Introduction to Public Speaking
Public speaking is a crucial skill that involves effectively communicating with an audience. It encompasses various elements, including the delivery of information, persuasion, and entertainment. An effective public speaker must be knowledgeable, credible, and capable of engaging the audience. The introduction of a speech serves to capture the audience's attention, establish the speaker's credibility, and provide a preview of the main points to be discussed .
VPN and Wireguard
A Virtual Private Network (VPN) is a technology that enables the creation of secure, encrypted connections over a public network, such as the internet. Wireguard is a modern VPN protocol that operates at the kernel level, acting as a network interface. It is based on public and private key exchange, similar to SSH, and is known for its efficiency and simplicity. Wireguard can be used to connect different hosts across datacenters, providing encrypted connections without exposing public APIs on the internet .

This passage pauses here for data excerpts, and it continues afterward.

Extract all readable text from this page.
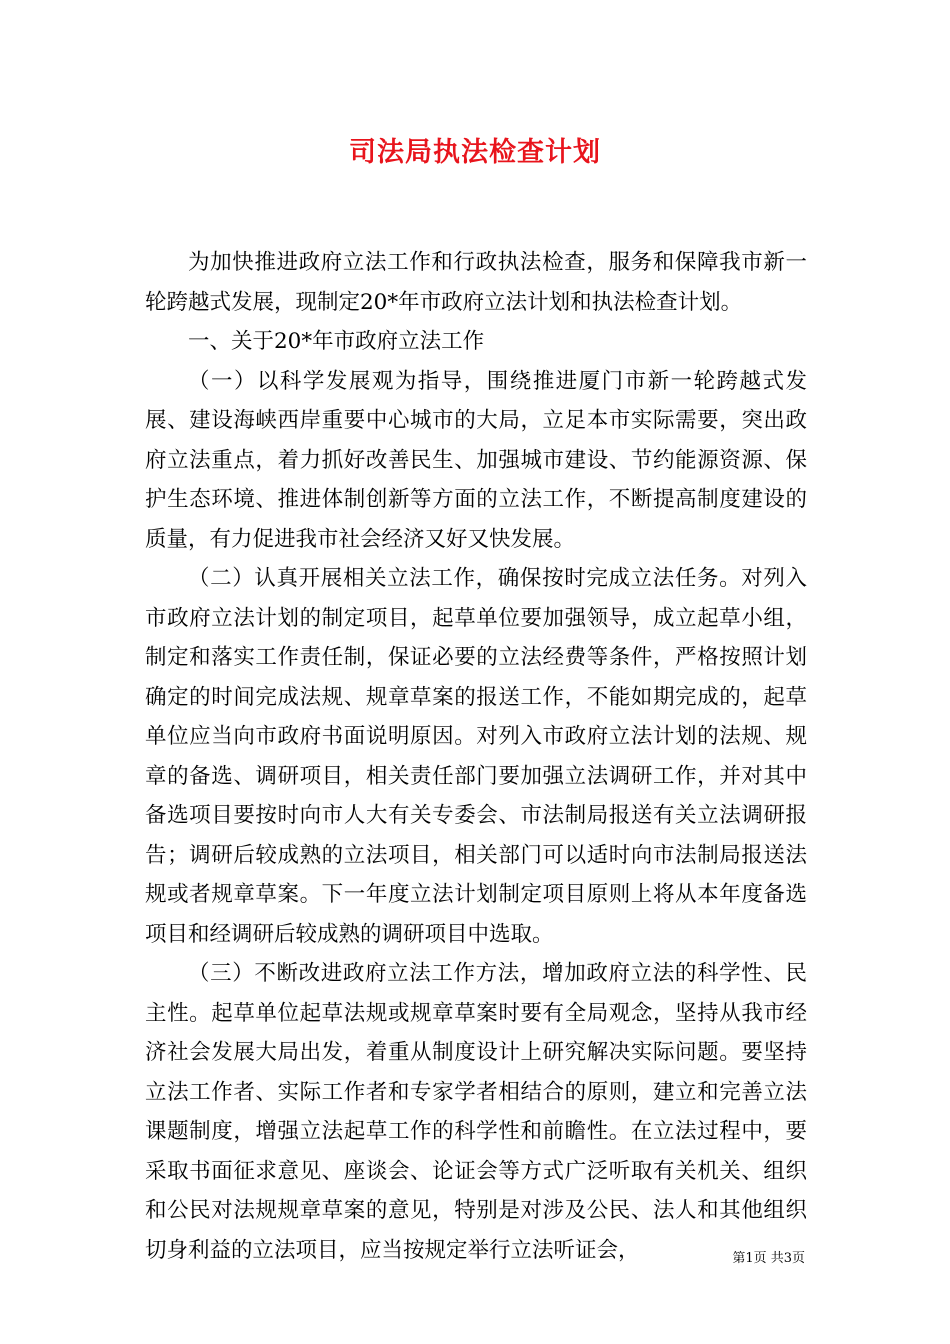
司法局执法检查计划

为加快推进政府立法工作和行政执法检查，服务和保障我市新一轮跨越式发展，现制定20*年市政府立法计划和执法检查计划。

一、关于20*年市政府立法工作

（一）以科学发展观为指导，围绕推进厦门市新一轮跨越式发展、建设海峡西岸重要中心城市的大局，立足本市实际需要，突出政府立法重点，着力抓好改善民生、加强城市建设、节约能源资源、保护生态环境、推进体制创新等方面的立法工作，不断提高制度建设的质量，有力促进我市社会经济又好又快发展。

（二）认真开展相关立法工作，确保按时完成立法任务。对列入市政府立法计划的制定项目，起草单位要加强领导，成立起草小组，制定和落实工作责任制，保证必要的立法经费等条件，严格按照计划确定的时间完成法规、规章草案的报送工作，不能如期完成的，起草单位应当向市政府书面说明原因。对列入市政府立法计划的法规、规章的备选、调研项目，相关责任部门要加强立法调研工作，并对其中备选项目要按时向市人大有关专委会、市法制局报送有关立法调研报告；调研后较成熟的立法项目，相关部门可以适时向市法制局报送法规或者规章草案。下一年度立法计划制定项目原则上将从本年度备选项目和经调研后较成熟的调研项目中选取。

（三）不断改进政府立法工作方法，增加政府立法的科学性、民主性。起草单位起草法规或规章草案时要有全局观念，坚持从我市经济社会发展大局出发，着重从制度设计上研究解决实际问题。要坚持立法工作者、实际工作者和专家学者相结合的原则，建立和完善立法课题制度，增强立法起草工作的科学性和前瞻性。在立法过程中，要采取书面征求意见、座谈会、论证会等方式广泛听取有关机关、组织和公民对法规规章草案的意见，特别是对涉及公民、法人和其他组织切身利益的立法项目，应当按规定举行立法听证会，	第1页 共3页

Setting Up a VPN Server on Google Cloud Platform (GCP) with Wireguard
The process of setting up a VPN server on GCP with Wireguard involves several key steps, including creating a virtual instance, setting up SSH keys, installing Wireguard, configuring the Wireguard server, and setting up clients. The server-side setup includes creating a virtual host on GCP, setting up SSH keys for secure access, installing Wireguard, configuring the Wireguard server, adding firewall rules in GCP, and configuring clients.
Conclusion
In conclusion, the implementation of a VPN server on GCP with Wireguard involves a series of meticulous steps to ensure secure and encrypted connections. This setup is essential for connecting different hosts across various environments, including enterprise and cloud-based scenarios. The use of modern VPN protocols like Wireguard ensures efficient and secure communication, making it a valuable tool for network administrators and organizations.
If you have any specific questions about the concepts discussed or need further details on any aspect of VPN server setup, feel free to ask!